Choosing likelihoods

In our example of model building for measurements of C. elegans egg lengths, we chose a Normal likelihood for the egg lengths. We did so because the story of the repeated measurements matched that of the Normal distribution via the central limit theorem. When a measurement is the result of many processes, none of which has an enormous variance, the values of the measurement is Normally distributed.

This method of choosing a likelihood amounts to story matching. The idea is that we describe the data generation process with a story. We then find a distribution that describes the outcome of the story.

For example, one might perform a single molecule experiment measuring individual binding events of a ligand to a receptor and record the time between binding events. A possible model story for this is that the binding events are all independent and without memory; that is their timing does not depend on previous binding events. This means that we can model binding events as a Poisson process and are interested in the timing between arrivals (binding events) of the Poisson process. This story matches the story of the Exponential distribution, so we would use it for our likelihood.

The procedure of story matching is an important part of Bayesian modeling.

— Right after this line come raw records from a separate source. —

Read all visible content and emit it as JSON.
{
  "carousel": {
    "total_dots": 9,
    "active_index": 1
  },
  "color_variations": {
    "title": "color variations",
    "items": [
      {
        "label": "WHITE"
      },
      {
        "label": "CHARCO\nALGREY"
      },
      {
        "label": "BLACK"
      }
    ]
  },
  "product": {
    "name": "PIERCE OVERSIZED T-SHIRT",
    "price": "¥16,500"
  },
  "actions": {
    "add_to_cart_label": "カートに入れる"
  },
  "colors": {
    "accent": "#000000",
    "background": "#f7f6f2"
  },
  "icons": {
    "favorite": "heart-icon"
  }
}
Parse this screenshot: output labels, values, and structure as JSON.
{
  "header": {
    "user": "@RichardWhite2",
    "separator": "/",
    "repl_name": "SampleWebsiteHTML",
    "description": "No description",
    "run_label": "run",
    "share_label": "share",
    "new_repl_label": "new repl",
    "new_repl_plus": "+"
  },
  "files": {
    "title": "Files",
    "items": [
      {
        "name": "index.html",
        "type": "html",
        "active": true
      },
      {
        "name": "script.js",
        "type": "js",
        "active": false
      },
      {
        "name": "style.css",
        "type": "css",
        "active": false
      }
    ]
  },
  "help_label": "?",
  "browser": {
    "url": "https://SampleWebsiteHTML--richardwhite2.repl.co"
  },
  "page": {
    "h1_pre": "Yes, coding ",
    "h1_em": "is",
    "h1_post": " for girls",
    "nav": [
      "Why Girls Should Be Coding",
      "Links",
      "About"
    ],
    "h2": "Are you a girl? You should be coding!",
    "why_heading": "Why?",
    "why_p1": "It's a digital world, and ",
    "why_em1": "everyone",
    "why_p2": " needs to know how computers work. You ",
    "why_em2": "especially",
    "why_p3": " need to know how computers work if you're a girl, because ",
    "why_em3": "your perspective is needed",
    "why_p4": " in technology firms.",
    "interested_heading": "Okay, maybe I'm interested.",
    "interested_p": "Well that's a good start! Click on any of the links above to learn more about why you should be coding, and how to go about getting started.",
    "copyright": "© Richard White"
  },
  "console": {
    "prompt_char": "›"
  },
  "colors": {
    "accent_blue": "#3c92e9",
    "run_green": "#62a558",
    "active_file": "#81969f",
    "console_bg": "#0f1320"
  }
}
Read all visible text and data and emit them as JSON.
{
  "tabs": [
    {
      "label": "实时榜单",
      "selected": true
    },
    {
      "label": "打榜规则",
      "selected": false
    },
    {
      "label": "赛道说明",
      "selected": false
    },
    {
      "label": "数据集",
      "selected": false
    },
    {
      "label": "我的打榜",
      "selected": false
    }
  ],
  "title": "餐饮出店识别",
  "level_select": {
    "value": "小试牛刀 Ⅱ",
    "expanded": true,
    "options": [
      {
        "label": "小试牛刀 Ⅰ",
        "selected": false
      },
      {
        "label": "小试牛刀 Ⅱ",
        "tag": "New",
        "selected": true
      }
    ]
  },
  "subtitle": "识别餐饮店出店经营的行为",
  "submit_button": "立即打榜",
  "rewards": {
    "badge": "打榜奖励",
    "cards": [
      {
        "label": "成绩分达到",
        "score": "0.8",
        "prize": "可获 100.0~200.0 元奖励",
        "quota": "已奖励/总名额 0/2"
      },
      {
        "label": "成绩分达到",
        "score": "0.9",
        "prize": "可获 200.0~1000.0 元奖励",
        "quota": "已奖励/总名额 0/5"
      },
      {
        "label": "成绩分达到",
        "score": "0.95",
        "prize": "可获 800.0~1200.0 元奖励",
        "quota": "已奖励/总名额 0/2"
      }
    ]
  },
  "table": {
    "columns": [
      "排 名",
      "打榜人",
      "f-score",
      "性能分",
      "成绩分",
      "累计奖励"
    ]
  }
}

In a great many cases, there exists a well-known, named distribution that matches the story you are using to model the generation of your data. In cases where no such distribution exists, or you do not know about it, you need to derive a PDF or PMF matching your story, which can be challenging. It is therefore well worth the time investment to know about distributions that can be useful in modeling. You should read the contents of the Distribution Explorer to get yourself familiar with named distributions. This will greatly facilitate choosing likelihoods.